PS. One of the pieces I purchased from you just came back from the frame shop. Wow! It's stunning. The contribution of your art work to my own burgeoning collection has really helped put me back in touch with what I used to love so deeply about art. It's sort of sad, but that formal education that people like Greenberg are often so keen on for the "true" understanding of art actually had the reverse effect on me: I became preoccupied with what the putative authorities (like Greenberg) thought about art, rather than my own thoughts and feelings. I truly lost my own personal connection to art for a time. It's funny to me now how my own layman's view of art was so much more evolved than my view of art after two years of graduate-level study.

Nonetheless, it's important to read Greenberg, even if only to conclude that he was a misguided bore!

angela simione said...

megan,

oh girl... you have brought tears to my eyes.

i know that fight of reclaimation. it is such a lonely one. lonely until you beat it. and also to hold the "unpopular" opinion.

in school, i was one of two people who took issue with Greenberg (whom i started referring to as Captain Obvious - that whole "paint drips" thing. sheesh.) one of two. and our classmates didn't seem to really understand why we were upset. offended would be the better word. and the inability to understand why a "poor" person would feel insulted by his theories signaled my lack of Pedigree. i was without it. and so i had to fight pretty hard to be taken seriously. and, for a time, that fight led to a heavy disillusionment with Art. very much a struggle of faith, i'd say. questioning my own loves, the images and modes that felt right for me.

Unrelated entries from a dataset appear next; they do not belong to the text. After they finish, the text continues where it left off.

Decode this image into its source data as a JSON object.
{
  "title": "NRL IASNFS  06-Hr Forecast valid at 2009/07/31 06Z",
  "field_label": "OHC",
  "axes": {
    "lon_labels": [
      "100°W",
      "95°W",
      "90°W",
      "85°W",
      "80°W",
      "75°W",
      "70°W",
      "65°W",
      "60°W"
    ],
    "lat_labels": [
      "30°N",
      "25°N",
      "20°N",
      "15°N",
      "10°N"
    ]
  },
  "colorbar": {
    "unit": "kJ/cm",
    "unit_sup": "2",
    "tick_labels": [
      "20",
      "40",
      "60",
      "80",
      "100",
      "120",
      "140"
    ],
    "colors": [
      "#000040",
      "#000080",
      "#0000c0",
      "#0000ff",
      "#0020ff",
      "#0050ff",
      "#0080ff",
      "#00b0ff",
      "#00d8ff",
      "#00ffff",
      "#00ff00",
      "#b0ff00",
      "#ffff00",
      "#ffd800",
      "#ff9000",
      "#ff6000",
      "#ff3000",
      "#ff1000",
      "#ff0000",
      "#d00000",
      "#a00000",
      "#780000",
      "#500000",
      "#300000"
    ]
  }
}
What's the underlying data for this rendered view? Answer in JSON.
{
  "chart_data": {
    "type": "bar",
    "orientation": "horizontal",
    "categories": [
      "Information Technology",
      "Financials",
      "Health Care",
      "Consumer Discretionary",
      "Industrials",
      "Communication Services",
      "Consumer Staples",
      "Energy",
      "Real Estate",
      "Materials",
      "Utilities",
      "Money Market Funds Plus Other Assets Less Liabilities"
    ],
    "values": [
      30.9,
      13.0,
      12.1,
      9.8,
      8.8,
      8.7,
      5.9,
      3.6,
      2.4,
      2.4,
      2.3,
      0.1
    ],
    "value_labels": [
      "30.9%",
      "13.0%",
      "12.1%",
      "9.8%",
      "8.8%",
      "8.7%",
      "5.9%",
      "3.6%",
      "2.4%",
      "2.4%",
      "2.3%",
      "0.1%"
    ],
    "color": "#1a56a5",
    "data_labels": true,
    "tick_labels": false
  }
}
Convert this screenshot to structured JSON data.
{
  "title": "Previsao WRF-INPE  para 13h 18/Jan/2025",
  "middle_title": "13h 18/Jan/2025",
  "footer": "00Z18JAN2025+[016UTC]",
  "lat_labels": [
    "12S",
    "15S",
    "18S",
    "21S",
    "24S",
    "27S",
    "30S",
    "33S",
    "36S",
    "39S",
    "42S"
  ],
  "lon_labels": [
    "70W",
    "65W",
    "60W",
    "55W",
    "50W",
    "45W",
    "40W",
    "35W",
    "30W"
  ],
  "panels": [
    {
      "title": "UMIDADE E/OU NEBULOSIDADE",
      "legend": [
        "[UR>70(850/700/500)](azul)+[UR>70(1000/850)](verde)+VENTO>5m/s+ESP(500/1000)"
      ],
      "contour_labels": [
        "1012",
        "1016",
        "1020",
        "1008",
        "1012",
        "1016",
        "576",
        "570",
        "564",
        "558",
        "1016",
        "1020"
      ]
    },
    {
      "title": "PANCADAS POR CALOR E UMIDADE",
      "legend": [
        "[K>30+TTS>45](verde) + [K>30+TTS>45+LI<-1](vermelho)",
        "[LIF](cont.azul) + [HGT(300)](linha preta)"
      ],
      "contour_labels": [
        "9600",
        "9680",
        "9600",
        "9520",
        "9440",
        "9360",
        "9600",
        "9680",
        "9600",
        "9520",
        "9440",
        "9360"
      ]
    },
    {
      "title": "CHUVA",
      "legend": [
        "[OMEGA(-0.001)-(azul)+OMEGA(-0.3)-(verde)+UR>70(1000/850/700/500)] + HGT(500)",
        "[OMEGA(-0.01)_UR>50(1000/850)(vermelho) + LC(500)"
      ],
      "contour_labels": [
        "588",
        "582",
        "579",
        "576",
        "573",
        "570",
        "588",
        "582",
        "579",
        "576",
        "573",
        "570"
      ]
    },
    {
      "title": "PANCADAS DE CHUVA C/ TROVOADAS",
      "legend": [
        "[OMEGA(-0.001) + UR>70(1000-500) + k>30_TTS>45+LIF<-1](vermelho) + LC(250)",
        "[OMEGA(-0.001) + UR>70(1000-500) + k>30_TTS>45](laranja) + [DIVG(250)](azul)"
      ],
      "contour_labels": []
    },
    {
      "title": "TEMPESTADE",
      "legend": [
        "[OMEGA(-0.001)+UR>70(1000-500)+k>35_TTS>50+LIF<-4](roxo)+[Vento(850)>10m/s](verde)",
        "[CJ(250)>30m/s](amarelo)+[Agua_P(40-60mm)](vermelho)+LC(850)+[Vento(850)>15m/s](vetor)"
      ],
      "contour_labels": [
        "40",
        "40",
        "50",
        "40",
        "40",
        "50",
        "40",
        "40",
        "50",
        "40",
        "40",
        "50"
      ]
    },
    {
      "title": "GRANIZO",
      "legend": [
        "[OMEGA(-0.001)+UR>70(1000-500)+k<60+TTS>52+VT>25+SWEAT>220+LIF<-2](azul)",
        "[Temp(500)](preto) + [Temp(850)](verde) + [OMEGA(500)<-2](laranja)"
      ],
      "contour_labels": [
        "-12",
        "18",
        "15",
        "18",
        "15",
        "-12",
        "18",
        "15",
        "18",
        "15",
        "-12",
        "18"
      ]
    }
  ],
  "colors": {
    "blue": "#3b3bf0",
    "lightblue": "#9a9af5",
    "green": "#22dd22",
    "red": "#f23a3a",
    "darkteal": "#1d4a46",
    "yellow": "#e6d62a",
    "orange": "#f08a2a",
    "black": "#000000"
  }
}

your comment today makes me feel especially grateful for that struggle. i have also returned to a previous outlook- one that is capable of tempering all the theories, all the criticism, all the politics. thank you so much, megan. for your words, your encouragement, and your support. thank you so much for this. :)

angela


(i'm so happy and lucky to have work in your collection. it is a tremendous honor.)